本文中に脚注記号がついていて註を見るとしょうもなくもおもしろいことが書いてあるというスタイルにあこがれを持っているのだが,註を振る作業が面倒なこともあり(実際には番号は自動で連番が振られるようですが),だいたい読む側が読みづらいんだから書く側だってめんどくさいわけで,実際にはなかなか脚注スタイルの文書には手を出せない。紙ベースのものであればまだしも,ましてやWeb日記でそれをやった日には。


Webの場合脚注番号からリンクで註に飛ばすことができるので書籍よりも参照しやすいはずだが,何故かわたしは,Web日記(その日付分の文章の末尾に註がつくパターン)を自分が読んでいるときにはリンクで飛ぶことはしない。(別の脚注ウィンドウが開くJAVAかなんかを使っているやつはクリックで飛ぶし参照もしやすいが)。それはわたしだけかもしれないが,少なくとも自分がそうなので,1日分の長さもスクロールを必要とする程度には長いことが殆どの自分のWeb日記に,<指でそのページを押さえておける>書籍よりも行きつ戻りつのしにくい脚注の利用は,差し控えている。
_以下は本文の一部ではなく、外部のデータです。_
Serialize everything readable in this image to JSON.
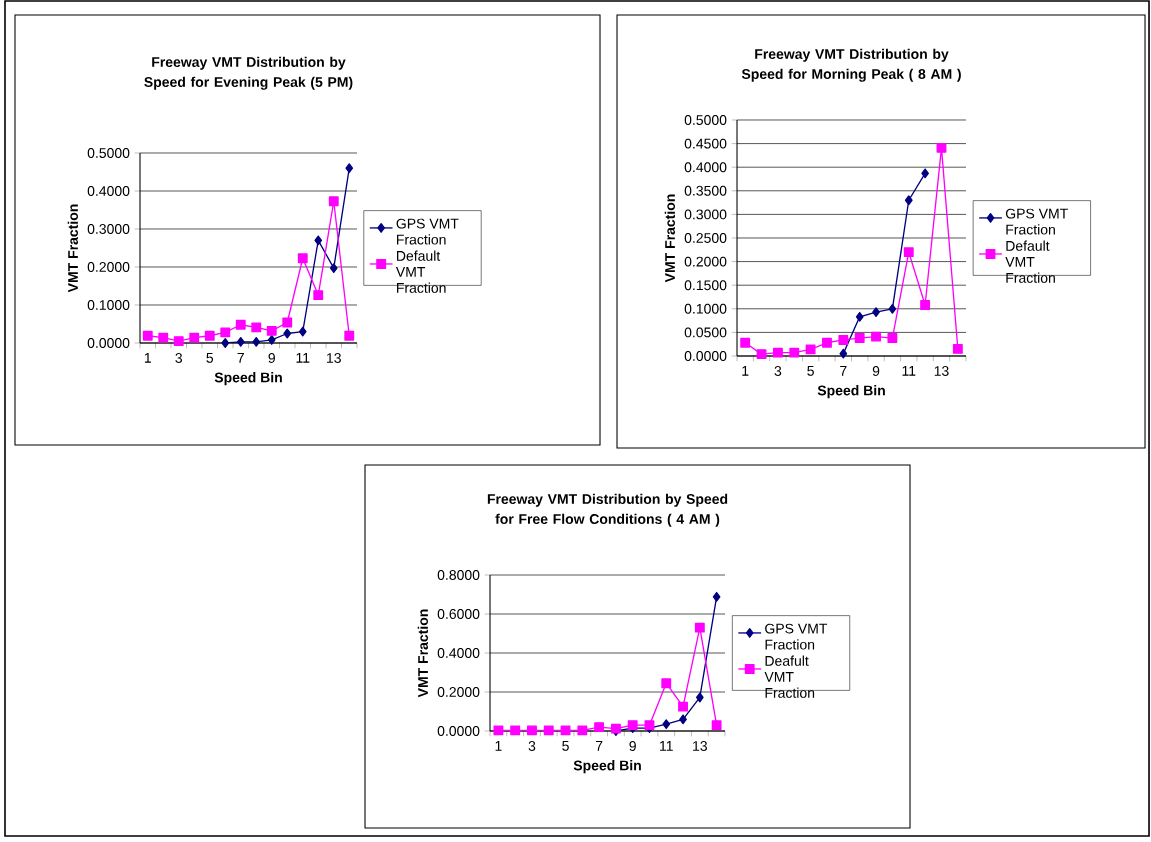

……なんて,単にそういうタグ付けしながら書くのが面倒なだけなんですが。A4横書き(縦置き)の紙ベースのものであれば試みても良いのだが,手近なワープロソフトなどの操作法を知らないのでこれもよくわからない。かといって,わざわざヘルプと首っ引きになるほど強烈に望んでいるわけでもないし。


そういう意味で,「割り注」は偉いなあとしみじみ思うのだった。行ったり来たりしなくて良いから読みやすい。書く側(手書きでも組版でも)は,註の文字数をきっかり2で割らないといかんから大変そうだが。わたしが文章中にパーレンを多用するのはこの割り注と発想としては同じだけれど,割り注の優れているところは,本文との区別が視覚的に容易であることだろう。


いつだったかかなまるとなんかの歴史系の遺物展示に出かけたら,活字が置いてあったことがあった。その中に妙に縦に細長い活字があって,印刷物と見比べながら「これ,割り注用の活字じゃん,かっこえー。割り注ってすごいよね,中国人偉いよね(意味不明)」となんだか萌え萌えになってそこにべたーと貼り付いてしまったんだった。